Кончики пальцев скользят по щеке вниз, к подбородку, будто лицо ее и в самом деле не плоть, а воск, раскрашенный мрамор, посмертная маска.
Девушка снова закрывает глаза. Пальцы все скользят по лицу. Лоб, брови, веки, нос. Мужчина касается губ девушки. Губы не шевелятся.
И тут он падает перед ней на колени, ставит свечу на пол и замирает, уткнувшись в ее платье – словно не в силах больше видеть лицо, которое только что осязал, но готов во всем ему покорствовать. Девушка не отшатывается, не выказывает удивления. Она долгим взглядом смотрит на голову, лежащую у нее на коленях, потом левой рукой принимается поглаживать завязанные в узел волосы. Тихо тихо, точно разговаривая сама с собой, она шепчет:
– Ах, Дик. Бедный ты мой, бедный.
Мужчина не отвечает, не двигается. Девушка бережно гладит его, треплет по волосам. Оба молчат. Наконец девушка легонько отстраняет его и поднимается, но лишь затем, чтобы достать из узла нежно розовую ночную рубашку и юбку. Она расправляет их, собираясь надеть. Мужчина по прежнему стоит на коленях с опущенной головой. Поза его выражает не то смирение, не то мольбу. Однако при свете стоящей на полу свечи видно: то, на что устремлен его взгляд – столь же завороженный, как и при созерцании лица девушки, – то, во что он вцепился обеими руками, как утопающий в проплывающую мимо ветку, говорит вовсе не о мольбе или смирении. Штаны его расстегнуты, а в неподвижных руках он сжимает не ветку, а большой, обнаженный, торчащий пенис.
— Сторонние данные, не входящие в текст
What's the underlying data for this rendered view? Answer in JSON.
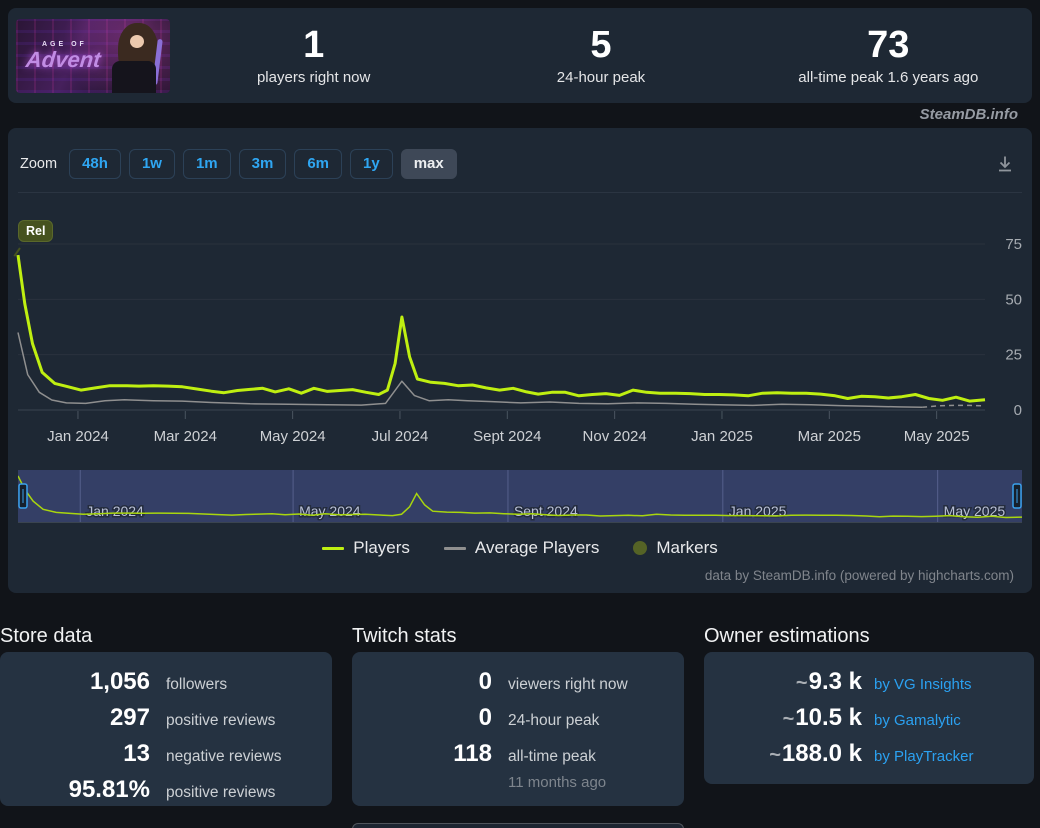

Заметив эту непристойность, девушка не вспыхивает, не возмущается. Она только откладывает ночную рубашку, бесшумно подходит к кровати, где на шершавой подушке рассыпаны фиалки, собирает их и, приблизившись к коленопреклоненному спутнику, небрежно, почти шаловливо швыряет цветы к его ногам. Фиалки сыпятся на руки мужчины, на чудовищный, набухший кровью член.
Мужчина вскидывает голову и вздрагивает, как от боли, при виде аляповато размалеванного лица. На миг взгляды спутников встретились.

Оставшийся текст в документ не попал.